Lord's Day Liturgy

Eye Opening

It is the work of God to open eyes.

The apostle John told the story of a man born blind in John 9:1-41. Initially the disciples assumed that the man’s blindness was a direct result of someone’s sin, either his own sin or his parents. Jesus didn’t deny that this could happen, but Jesus did deny that it happened here. “It was not that this man sinned, or his parents, but that the works of God might be displayed in him” (verse 3).

As the chapter continues, “the works of God” include more than the restoration of the man’s eyesight through saliva mud and a wash in a pool called Sent. The spiritual eyes of the man were also opened so that he saw Jesus for who He really was: the Son of Man (verse 35). The now-seeing man believed in Jesus, and worshipped him (verse 37).

In the process, the Pharisees showed that their eyes were shut tight, and even the man’s parents covered their eyes to avoid seeing. Then Jesus said, “For judgment I came into this world, that those who do not see may see, and those who see may become blind” (verse 38).

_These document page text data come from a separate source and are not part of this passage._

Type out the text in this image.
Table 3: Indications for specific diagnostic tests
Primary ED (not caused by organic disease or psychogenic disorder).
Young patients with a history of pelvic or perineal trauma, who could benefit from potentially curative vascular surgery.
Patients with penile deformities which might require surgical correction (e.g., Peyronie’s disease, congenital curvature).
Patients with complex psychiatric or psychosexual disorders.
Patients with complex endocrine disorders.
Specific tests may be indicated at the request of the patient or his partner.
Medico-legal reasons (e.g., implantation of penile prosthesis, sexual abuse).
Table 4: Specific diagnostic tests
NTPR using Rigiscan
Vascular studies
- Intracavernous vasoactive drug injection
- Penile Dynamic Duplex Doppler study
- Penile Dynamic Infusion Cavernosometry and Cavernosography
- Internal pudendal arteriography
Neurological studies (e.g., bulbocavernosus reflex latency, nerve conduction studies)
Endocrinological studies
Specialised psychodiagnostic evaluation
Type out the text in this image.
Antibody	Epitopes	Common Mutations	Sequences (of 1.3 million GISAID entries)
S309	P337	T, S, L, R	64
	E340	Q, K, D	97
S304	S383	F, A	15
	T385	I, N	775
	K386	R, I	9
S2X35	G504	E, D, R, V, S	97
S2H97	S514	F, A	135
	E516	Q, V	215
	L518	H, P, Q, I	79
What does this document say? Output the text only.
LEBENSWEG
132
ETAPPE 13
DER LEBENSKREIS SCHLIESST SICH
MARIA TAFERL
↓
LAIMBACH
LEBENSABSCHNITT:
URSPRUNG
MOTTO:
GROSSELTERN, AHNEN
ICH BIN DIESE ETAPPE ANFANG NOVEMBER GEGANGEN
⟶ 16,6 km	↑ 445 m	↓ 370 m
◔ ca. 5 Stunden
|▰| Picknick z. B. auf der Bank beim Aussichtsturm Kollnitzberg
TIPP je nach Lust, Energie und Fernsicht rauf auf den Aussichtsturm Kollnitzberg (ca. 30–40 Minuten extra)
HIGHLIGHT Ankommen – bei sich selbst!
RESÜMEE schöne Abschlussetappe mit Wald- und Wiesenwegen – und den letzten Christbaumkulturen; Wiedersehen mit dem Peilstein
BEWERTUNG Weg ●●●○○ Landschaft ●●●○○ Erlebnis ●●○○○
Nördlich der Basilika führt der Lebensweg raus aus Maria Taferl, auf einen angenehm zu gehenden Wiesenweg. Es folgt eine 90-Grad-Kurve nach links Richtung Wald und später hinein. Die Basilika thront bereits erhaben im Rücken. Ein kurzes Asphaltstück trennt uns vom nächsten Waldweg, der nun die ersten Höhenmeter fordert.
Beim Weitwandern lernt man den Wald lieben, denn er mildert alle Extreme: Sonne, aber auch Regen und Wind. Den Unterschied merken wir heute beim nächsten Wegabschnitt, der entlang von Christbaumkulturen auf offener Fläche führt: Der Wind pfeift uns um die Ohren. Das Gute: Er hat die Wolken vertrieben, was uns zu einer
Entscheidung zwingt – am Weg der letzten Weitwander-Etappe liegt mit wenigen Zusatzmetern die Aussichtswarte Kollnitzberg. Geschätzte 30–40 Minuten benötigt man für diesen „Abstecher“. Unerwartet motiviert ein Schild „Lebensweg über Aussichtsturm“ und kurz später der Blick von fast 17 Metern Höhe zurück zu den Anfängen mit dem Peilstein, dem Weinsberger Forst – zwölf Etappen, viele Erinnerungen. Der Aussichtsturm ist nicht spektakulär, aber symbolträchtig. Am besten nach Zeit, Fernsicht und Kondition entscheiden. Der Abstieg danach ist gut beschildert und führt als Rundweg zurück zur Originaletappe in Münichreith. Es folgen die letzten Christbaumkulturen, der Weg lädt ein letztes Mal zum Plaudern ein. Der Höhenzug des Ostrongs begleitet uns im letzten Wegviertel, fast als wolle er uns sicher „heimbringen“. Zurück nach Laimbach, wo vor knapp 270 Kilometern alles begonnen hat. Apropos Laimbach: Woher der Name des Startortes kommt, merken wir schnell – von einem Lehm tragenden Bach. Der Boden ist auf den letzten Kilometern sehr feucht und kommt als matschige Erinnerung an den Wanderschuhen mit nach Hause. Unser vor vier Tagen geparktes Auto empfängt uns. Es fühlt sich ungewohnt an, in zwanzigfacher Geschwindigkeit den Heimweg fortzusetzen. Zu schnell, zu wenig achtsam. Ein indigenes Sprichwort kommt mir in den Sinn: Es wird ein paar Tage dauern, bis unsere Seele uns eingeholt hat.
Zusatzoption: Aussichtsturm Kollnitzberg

Nearby some of the Pharisees overheard Jesus and asked, “Are we also blind?” They knew that Jesus had moved the discussion beyond the physical to the spiritual. And Jesus answered, “If you were blind, you would have no guilt, but now that you say, ‘We see,’ your guilt remains” (verse 41).

What’s the application? We want to be blind and admit it. Jesus restores sight to those who acknowledge their need. It is the ones who refuse to admit their problems who have the biggest problem, and they are blind in their guilt.